The positives helped the short-term mood, with US retail sales meeting expectations for a steady rise in April and industrial production exceeding expectations.

Wednesday’s data showed that Japan’s economy shrank less than expected in the first quarter.

Shanghai is also heading towards the end of its prolonged lockdown, and China’s vice president has made soothing remarks to techies as the latest sign of a declining pressure.

However, any good news was offset by a reminder from Federal Reserve Chairman Jerome Powell that controlling inflation would require interest rate hikes and possibly some pain.

Investors have priced interest rates up 50 basis points in the US in June and July and see the Fed’s core interest rate fall 3% early next year.

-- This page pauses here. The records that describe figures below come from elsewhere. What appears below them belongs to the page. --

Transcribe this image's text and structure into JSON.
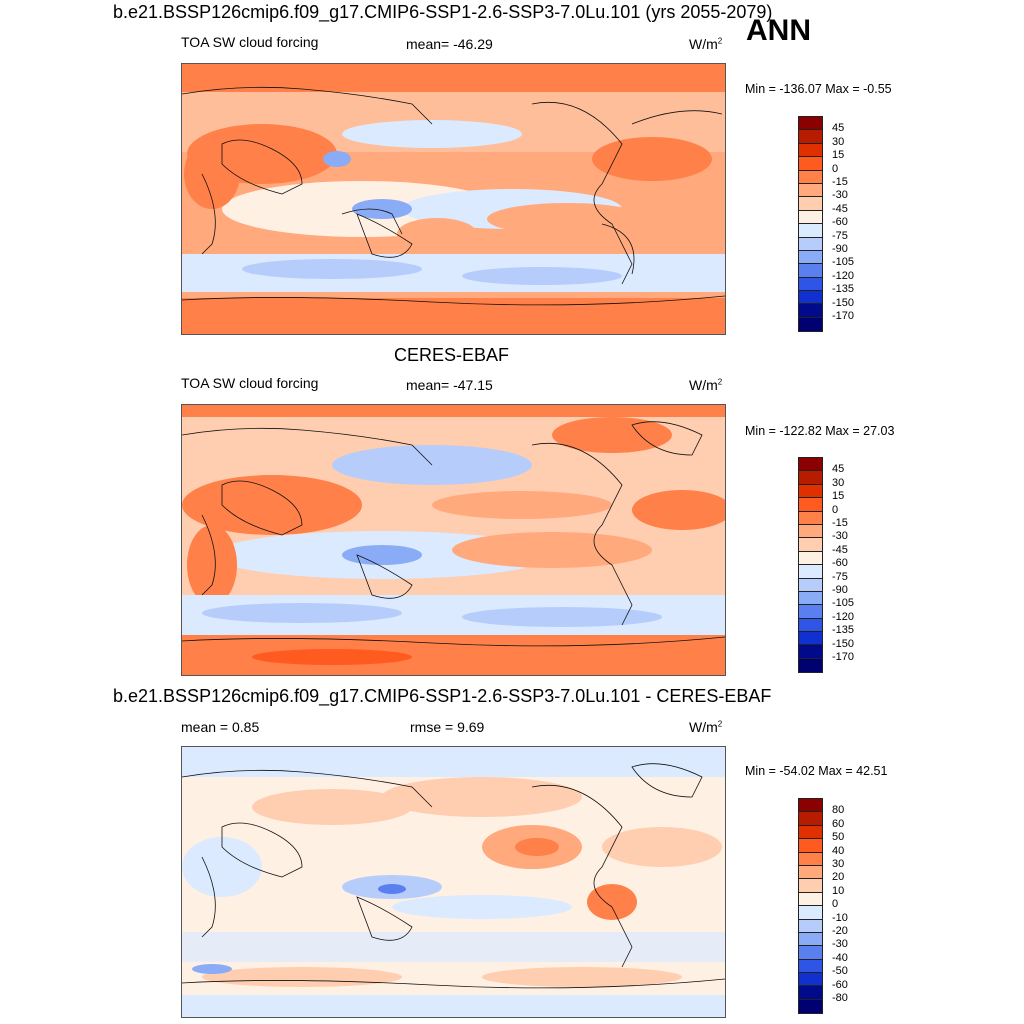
{
  "season": "ANN",
  "panels": [
    {
      "title": "b.e21.BSSP126cmip6.f09_g17.CMIP6-SSP1-2.6-SSP3-7.0Lu.101 (yrs 2055-2079)",
      "left_label": "TOA SW cloud forcing",
      "center_label": "mean= -46.29",
      "units": "W/m",
      "units_sup": "2",
      "minmax": "Min = -136.07 Max =  -0.55"
    },
    {
      "title": "CERES-EBAF",
      "left_label": "TOA SW cloud forcing",
      "center_label": "mean= -47.15",
      "units": "W/m",
      "units_sup": "2",
      "minmax": "Min = -122.82 Max =  27.03"
    },
    {
      "title": "b.e21.BSSP126cmip6.f09_g17.CMIP6-SSP1-2.6-SSP3-7.0Lu.101 - CERES-EBAF",
      "left_label": "mean =   0.85",
      "center_label": "rmse =   9.69",
      "units": "W/m",
      "units_sup": "2",
      "minmax": "Min = -54.02 Max =  42.51"
    }
  ],
  "chart_data": [
    {
      "type": "heatmap",
      "title": "b.e21.BSSP126cmip6.f09_g17.CMIP6-SSP1-2.6-SSP3-7.0Lu.101 (yrs 2055-2079)",
      "variable": "TOA SW cloud forcing",
      "mean": -46.29,
      "min": -136.07,
      "max": -0.55,
      "colorbar_levels": [
        "45",
        "30",
        "15",
        "0",
        "-15",
        "-30",
        "-45",
        "-60",
        "-75",
        "-90",
        "-105",
        "-120",
        "-135",
        "-150",
        "-170"
      ],
      "colorbar_colors": [
        "#8b0000",
        "#b81c00",
        "#e03000",
        "#ff5a1f",
        "#ff8048",
        "#ffa97c",
        "#ffcdaf",
        "#fff0e4",
        "#dbeaff",
        "#b6cdfb",
        "#8aabf6",
        "#5a80ef",
        "#2f55e6",
        "#1130d0",
        "#000a8a",
        "#000070"
      ]
    },
    {
      "type": "heatmap",
      "title": "CERES-EBAF",
      "variable": "TOA SW cloud forcing",
      "mean": -47.15,
      "min": -122.82,
      "max": 27.03,
      "colorbar_levels": [
        "45",
        "30",
        "15",
        "0",
        "-15",
        "-30",
        "-45",
        "-60",
        "-75",
        "-90",
        "-105",
        "-120",
        "-135",
        "-150",
        "-170"
      ],
      "colorbar_colors": [
        "#8b0000",
        "#b81c00",
        "#e03000",
        "#ff5a1f",
        "#ff8048",
        "#ffa97c",
        "#ffcdaf",
        "#fff0e4",
        "#dbeaff",
        "#b6cdfb",
        "#8aabf6",
        "#5a80ef",
        "#2f55e6",
        "#1130d0",
        "#000a8a",
        "#000070"
      ]
    },
    {
      "type": "heatmap",
      "title": "b.e21.BSSP126cmip6.f09_g17.CMIP6-SSP1-2.6-SSP3-7.0Lu.101 - CERES-EBAF",
      "variable": "difference",
      "mean": 0.85,
      "rmse": 9.69,
      "min": -54.02,
      "max": 42.51,
      "colorbar_levels": [
        "80",
        "60",
        "50",
        "40",
        "30",
        "20",
        "10",
        "0",
        "-10",
        "-20",
        "-30",
        "-40",
        "-50",
        "-60",
        "-80"
      ],
      "colorbar_colors": [
        "#8b0000",
        "#b81c00",
        "#e03000",
        "#ff5a1f",
        "#ff8048",
        "#ffa97c",
        "#ffcdaf",
        "#fff0e4",
        "#dbeaff",
        "#b6cdfb",
        "#8aabf6",
        "#5a80ef",
        "#2f55e6",
        "#1130d0",
        "#000a8a",
        "#000070"
      ]
    }
  ]
}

Bonds of all tenors were sold on Tuesday in anticipation of rising interest rates, but the yield gap between short-term and long-term bonds is narrowing as market prices risk rises this year to slow long-term growth.

The 10-year benchmark bonds remained stable in Asia and the yield was just under 3% at 2.9805%.

European yields are also rising as the European Central Bank says a 50 basis point hike should not be ruled out.

Commodities rallied with stocks this week as markets found reasons to hold on to growth expectations, but oil fell on Tuesday and there were signs of a downtrend on Wednesday.

Futures rose 0.7% to $ 112.73 a barrel and futures rose 1.2% to $ 113.83 a barrel.

S&P Global (NYSE 🙂 Ratings cut growth forecasts for China, the United States and the eurozone.

“The global economy continues to experience an unusually large number of negative shocks,” said lead economist Paul F. Gruenwald.

“Two developments have changed the macroeconomic picture,” he said, which is Russia’s invasion of Ukraine that has led to a sharp rise in commodity prices and inflation, which has proved to be higher, broader and more persistent than initially thought.